Frazzled and sweating, I quickly dragged David into therapy and made my apologies. Although always in a hurry, I am rarely late for therapy so I explained what had happened. One of the therapists smiled and said, "Isn't that sweet? He likes it because it smells like you." I was annoyed. I was irritated. I was exasperated and for that moment I didn't want to consider the possibility that David's motivation was anything other than making my day more difficult. I walked back to my car, slid into the driver's seat and sighed as I flipped the glove compartment closed. I smiled and made a mental note to buy a new pressed powder.

Sunday, April 4, 2010

Lady Liberty

Early on, we knew that David had a serious delay in the development of his speech, but I did not realize the importance of non-verbal communication until I was preparing for his appointment at the Center for Autism Spectrum Disorders. In order even to "qualify" for an appointment, I had to answer a battery of questions--first over the phone and then followed by several different written questionnaires. I was told at the time of that very first phone call that David had flunked the preliminary evaluation mainly because he never pointed to anything. He never waved hello or goodbye. He didn't high five anyone. So, David wasn't just delayed in speech, but in non-verbal communication as well.

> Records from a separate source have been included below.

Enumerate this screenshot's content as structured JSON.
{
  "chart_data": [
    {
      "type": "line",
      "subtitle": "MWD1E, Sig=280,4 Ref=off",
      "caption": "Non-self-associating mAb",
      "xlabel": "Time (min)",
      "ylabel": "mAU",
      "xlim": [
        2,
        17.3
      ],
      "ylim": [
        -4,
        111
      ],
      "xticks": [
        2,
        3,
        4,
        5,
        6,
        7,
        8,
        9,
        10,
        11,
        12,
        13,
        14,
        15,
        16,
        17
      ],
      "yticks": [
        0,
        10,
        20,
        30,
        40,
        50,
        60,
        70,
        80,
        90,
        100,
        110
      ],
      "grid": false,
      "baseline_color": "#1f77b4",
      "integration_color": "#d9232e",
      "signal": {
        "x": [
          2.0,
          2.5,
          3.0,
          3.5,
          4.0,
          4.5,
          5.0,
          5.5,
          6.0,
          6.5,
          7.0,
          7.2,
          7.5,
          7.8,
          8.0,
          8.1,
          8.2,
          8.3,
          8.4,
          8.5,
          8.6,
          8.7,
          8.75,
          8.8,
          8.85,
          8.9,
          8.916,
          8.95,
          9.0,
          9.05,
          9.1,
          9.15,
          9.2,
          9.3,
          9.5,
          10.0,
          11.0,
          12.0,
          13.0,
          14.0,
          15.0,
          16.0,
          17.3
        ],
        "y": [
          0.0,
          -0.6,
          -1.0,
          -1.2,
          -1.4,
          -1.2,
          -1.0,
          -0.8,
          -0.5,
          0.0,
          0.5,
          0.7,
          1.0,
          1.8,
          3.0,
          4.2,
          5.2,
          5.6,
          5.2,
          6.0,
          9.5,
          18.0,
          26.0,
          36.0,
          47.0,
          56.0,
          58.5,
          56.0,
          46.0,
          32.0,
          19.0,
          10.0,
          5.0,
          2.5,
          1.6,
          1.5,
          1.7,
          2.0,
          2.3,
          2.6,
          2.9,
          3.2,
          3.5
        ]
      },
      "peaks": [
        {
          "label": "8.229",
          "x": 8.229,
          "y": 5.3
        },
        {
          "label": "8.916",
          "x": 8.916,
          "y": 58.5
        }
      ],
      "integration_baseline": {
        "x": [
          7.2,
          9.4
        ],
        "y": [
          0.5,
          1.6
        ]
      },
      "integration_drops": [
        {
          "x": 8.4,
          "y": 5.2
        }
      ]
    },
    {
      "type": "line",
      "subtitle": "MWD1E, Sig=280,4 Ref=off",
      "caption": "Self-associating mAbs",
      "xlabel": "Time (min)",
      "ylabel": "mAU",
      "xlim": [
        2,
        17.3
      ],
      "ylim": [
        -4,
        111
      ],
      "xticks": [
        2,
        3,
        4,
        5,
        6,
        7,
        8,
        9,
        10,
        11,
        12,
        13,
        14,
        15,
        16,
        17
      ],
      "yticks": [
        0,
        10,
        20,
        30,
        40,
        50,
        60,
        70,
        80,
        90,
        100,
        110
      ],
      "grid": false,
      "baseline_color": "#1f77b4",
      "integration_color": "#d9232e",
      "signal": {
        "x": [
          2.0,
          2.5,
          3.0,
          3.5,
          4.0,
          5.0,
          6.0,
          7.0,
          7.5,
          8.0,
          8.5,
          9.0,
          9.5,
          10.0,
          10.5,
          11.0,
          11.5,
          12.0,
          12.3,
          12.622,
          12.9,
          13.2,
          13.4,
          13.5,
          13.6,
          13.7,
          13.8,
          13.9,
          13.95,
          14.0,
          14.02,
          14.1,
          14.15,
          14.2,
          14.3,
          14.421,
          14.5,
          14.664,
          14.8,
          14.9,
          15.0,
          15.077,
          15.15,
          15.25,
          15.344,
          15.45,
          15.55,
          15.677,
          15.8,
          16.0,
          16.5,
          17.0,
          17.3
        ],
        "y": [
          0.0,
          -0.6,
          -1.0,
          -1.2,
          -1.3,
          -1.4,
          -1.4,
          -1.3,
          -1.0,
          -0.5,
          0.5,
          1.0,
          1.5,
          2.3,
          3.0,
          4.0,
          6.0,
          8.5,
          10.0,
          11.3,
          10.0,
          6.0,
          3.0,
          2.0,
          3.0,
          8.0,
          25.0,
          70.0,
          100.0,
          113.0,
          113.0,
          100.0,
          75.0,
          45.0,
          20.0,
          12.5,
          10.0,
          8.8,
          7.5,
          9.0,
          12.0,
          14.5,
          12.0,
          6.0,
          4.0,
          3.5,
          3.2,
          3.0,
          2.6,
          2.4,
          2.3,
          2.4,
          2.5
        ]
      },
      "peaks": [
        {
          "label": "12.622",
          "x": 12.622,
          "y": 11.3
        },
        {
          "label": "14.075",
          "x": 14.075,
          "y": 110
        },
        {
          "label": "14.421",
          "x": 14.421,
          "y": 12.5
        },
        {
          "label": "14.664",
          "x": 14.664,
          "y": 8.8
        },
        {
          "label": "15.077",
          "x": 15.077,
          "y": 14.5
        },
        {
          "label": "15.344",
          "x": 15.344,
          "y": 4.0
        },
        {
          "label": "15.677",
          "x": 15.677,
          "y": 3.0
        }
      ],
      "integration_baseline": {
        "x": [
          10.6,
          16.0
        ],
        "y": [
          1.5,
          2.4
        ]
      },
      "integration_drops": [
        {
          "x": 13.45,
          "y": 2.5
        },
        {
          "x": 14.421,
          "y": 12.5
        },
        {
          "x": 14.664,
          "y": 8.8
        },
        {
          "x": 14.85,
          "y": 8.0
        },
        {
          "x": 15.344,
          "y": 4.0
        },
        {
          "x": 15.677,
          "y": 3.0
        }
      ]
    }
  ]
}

As a mother, I had never given much thought to the fact that David didn't really wave to anyone, but now I became obsessed. It really is a wonder that I did not run over the neighbor children as I pulled out of the driveway, waving like a mad woman. I might be hopeful for a moment as I watched David, but would get tears in my eyes as I quickly realized that he wasn't waving back to me, just flapping his hands in excitement as he watched the garage door close. Now, I could compare waving to algebra--a skill that you really could survive adulthood without developing and pointing isn't polite anyway, but we worked very hard at helping David to develop these skills.

Fast forward two years after his diagnosis. David and I are in the car with Andrew, my older son. We are in a hurry, as usual, and I am thinking about the day's schedule as I drive. Andrew calls to me, "Mom look." I glance over to see a woman in a shabby statue of liberty costume, standing on the street corner with a sign for Liberty Tax Service and waving to passing traffic. David is in the back seat, smiling and waving furiously back at her. I chuckled as I thought of the thousands and thousands of dollars spent on therapy so David can wave to Lady Liberty. I only wish that she had known the significance of that one wave from one of the hundreds of passing cars.